The need is to get data into the servers faster so that overall runtimes decrease. In Sankar’s view: “The choke point occurs at the movement of enormous amounts of data and metadata between distributed computing elements.This issue applies equally to compute nodes, memory capacity that must be accessed, movement between compute and storage and even movement between various forms of compute, whether it is CPUs, GPUs, purpose-built accelerators, field-programmable gate arrays, and the like.”
Enfabrica claims: “The key to scaling distributed compute performance and capacity rests in the ability to expand, optimize and scale the performance and capacity of the I/O that exists within servers, within every data center compute rack and across compute clusters.” It’s talking about developing a new distributed computing fabric across many, many nodes in a warehouse-scale computing system.

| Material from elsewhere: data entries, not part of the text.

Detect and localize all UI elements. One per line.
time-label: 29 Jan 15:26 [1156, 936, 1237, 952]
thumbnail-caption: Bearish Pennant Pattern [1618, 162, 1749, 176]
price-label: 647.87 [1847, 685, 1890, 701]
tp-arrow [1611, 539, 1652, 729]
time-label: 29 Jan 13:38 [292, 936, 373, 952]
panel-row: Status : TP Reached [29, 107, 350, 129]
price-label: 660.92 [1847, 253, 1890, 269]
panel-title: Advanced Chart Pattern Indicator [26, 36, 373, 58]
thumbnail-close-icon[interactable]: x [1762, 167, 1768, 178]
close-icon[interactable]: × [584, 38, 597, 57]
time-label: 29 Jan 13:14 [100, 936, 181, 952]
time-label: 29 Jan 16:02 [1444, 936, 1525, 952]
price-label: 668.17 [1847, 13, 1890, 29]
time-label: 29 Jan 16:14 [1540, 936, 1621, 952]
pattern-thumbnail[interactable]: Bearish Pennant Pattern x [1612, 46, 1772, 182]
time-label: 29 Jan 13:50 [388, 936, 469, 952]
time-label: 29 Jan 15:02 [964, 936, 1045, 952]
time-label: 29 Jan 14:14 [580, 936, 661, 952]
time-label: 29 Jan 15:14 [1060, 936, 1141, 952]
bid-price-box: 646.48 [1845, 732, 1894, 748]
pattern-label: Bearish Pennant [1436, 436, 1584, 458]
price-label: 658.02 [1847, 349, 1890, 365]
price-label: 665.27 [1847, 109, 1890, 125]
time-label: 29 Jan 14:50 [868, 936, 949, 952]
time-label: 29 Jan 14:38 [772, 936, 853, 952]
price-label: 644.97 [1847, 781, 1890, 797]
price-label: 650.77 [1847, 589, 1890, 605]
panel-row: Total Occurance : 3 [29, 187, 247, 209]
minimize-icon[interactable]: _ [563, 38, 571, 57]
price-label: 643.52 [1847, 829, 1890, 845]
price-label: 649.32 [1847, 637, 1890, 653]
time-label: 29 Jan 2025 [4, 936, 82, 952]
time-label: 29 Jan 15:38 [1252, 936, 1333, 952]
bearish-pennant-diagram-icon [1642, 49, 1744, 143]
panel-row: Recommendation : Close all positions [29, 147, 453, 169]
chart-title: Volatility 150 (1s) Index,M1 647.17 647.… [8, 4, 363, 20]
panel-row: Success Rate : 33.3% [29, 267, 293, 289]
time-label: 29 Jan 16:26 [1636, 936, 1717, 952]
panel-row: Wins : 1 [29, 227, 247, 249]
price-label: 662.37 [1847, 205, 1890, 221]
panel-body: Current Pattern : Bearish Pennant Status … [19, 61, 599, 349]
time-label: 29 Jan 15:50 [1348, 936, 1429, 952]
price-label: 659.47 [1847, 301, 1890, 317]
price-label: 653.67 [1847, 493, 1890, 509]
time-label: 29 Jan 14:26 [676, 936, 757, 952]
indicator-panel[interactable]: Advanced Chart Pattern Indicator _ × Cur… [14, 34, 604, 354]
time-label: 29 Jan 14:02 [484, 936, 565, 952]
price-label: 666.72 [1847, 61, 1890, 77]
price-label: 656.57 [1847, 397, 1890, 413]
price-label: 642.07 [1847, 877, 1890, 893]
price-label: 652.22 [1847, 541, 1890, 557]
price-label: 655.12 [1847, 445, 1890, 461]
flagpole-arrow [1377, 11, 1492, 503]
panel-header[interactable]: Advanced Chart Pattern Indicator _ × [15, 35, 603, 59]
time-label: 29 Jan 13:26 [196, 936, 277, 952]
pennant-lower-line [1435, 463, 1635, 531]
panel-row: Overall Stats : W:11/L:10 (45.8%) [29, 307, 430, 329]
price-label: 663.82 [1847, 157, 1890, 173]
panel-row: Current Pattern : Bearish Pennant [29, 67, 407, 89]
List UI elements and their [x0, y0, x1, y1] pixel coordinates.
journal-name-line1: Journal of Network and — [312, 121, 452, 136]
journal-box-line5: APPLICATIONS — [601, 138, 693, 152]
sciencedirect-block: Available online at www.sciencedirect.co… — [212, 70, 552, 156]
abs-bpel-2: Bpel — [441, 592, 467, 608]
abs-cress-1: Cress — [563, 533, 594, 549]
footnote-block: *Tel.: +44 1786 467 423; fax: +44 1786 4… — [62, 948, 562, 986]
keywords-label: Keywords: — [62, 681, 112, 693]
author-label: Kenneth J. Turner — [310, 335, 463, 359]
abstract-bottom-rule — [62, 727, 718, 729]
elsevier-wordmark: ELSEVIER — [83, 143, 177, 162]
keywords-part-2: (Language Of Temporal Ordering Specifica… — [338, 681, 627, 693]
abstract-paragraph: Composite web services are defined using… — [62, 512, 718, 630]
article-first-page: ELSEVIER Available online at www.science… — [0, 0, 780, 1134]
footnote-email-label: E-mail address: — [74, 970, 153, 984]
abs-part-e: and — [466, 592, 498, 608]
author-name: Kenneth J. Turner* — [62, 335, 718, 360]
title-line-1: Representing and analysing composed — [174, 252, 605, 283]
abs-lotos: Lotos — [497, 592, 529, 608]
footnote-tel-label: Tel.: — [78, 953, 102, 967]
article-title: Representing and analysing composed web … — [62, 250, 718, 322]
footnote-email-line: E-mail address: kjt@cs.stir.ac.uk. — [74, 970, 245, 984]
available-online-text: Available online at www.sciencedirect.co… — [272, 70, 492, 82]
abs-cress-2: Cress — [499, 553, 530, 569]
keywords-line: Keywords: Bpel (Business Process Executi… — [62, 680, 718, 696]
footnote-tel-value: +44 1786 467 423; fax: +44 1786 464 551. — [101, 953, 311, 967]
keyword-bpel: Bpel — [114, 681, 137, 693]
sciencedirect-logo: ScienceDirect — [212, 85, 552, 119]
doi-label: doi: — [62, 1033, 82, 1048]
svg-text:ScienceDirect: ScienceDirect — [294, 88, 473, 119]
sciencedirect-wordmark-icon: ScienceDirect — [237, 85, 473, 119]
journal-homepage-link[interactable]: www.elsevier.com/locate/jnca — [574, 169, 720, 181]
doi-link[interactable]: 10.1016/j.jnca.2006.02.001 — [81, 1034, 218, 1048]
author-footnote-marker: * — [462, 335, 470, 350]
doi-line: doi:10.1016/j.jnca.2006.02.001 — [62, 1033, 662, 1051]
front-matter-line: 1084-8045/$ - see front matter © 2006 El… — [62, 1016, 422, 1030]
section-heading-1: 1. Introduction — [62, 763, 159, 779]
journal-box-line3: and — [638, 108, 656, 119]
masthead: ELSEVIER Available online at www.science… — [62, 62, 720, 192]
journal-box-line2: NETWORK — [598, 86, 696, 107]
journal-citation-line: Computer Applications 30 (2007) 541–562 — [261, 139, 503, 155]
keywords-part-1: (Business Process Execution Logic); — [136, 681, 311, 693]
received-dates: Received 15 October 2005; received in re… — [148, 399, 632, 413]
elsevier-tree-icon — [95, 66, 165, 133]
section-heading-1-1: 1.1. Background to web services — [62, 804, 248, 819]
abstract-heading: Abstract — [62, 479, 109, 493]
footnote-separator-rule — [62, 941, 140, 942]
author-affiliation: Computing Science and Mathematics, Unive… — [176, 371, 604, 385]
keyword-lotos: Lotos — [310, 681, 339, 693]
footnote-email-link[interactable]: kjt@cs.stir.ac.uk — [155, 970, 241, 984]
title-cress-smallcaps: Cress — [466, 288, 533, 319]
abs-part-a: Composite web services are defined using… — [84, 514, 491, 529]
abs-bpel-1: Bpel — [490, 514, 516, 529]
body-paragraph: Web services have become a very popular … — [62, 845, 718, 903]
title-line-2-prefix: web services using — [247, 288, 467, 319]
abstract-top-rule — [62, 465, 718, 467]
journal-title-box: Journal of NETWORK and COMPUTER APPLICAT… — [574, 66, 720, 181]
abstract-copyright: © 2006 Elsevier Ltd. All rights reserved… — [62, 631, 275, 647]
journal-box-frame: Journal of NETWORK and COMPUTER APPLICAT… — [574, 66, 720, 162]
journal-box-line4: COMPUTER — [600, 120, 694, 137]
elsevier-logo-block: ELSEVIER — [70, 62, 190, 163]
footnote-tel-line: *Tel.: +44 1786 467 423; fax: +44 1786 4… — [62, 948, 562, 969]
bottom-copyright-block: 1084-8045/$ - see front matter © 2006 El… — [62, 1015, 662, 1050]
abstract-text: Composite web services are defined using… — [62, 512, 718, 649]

It says: “Innovations and technology transitions in interconnect silicon will drive substantially higher system I/O bandwidth per unit of power and per unit of cost to enable volume and generational scaling of AI and accelerated computing clusters.
“These technology transitions apply to multiple levels of data center interconnect: network, server I/O and chip-to-chip; multiple layers of the interconnect stack: physical, logical and protocol; and multiple resource types being interconnected: CPUs, GPUs, DRAM, ASIC and FPGA accelerators and flash storage.”
Its view is that “further disaggregation and refactoring of interconnect silicon will deliver greater performance and efficiencies at scale, in turn creating new system and product categories adopted by the market.”
This disaggregation refers to the “functions of network interface controllers (NICs), data processing units (DPUs), network switches, hostbus switches and I/O controllers and fabrics for memory, storage, GPUs and the like.”
Standardization with CXL, Ethernet and PCIe is needed if new technology is to be successfully adopted. Sankar and Weckel say: “Enfabrica is building interconnect silicon, software and systems designed to these same characteristics to provide best-in-class foundational fabrics – from chiplet, to server, to rack, to cluster scale computing.”
Enfabrica wants its SFA universal data moving ASIC and fabric to replace SmartNICs and DPUs by providing a much faster interconnect fabric than any SmartNIC/DPU combination.
This startup, somewhat like the Microsoft-acquired Fungible, wants to replace existing interconnect schemes in warehouse-scale, hyper-distributed datacenters. The number of potential datacenter customers will be relatively small and Enfabrica will have to develop its product in conjunction with potential customers to be certain its technology will match market needs and deliver the benefits it promises. We think it is some years away from general availability.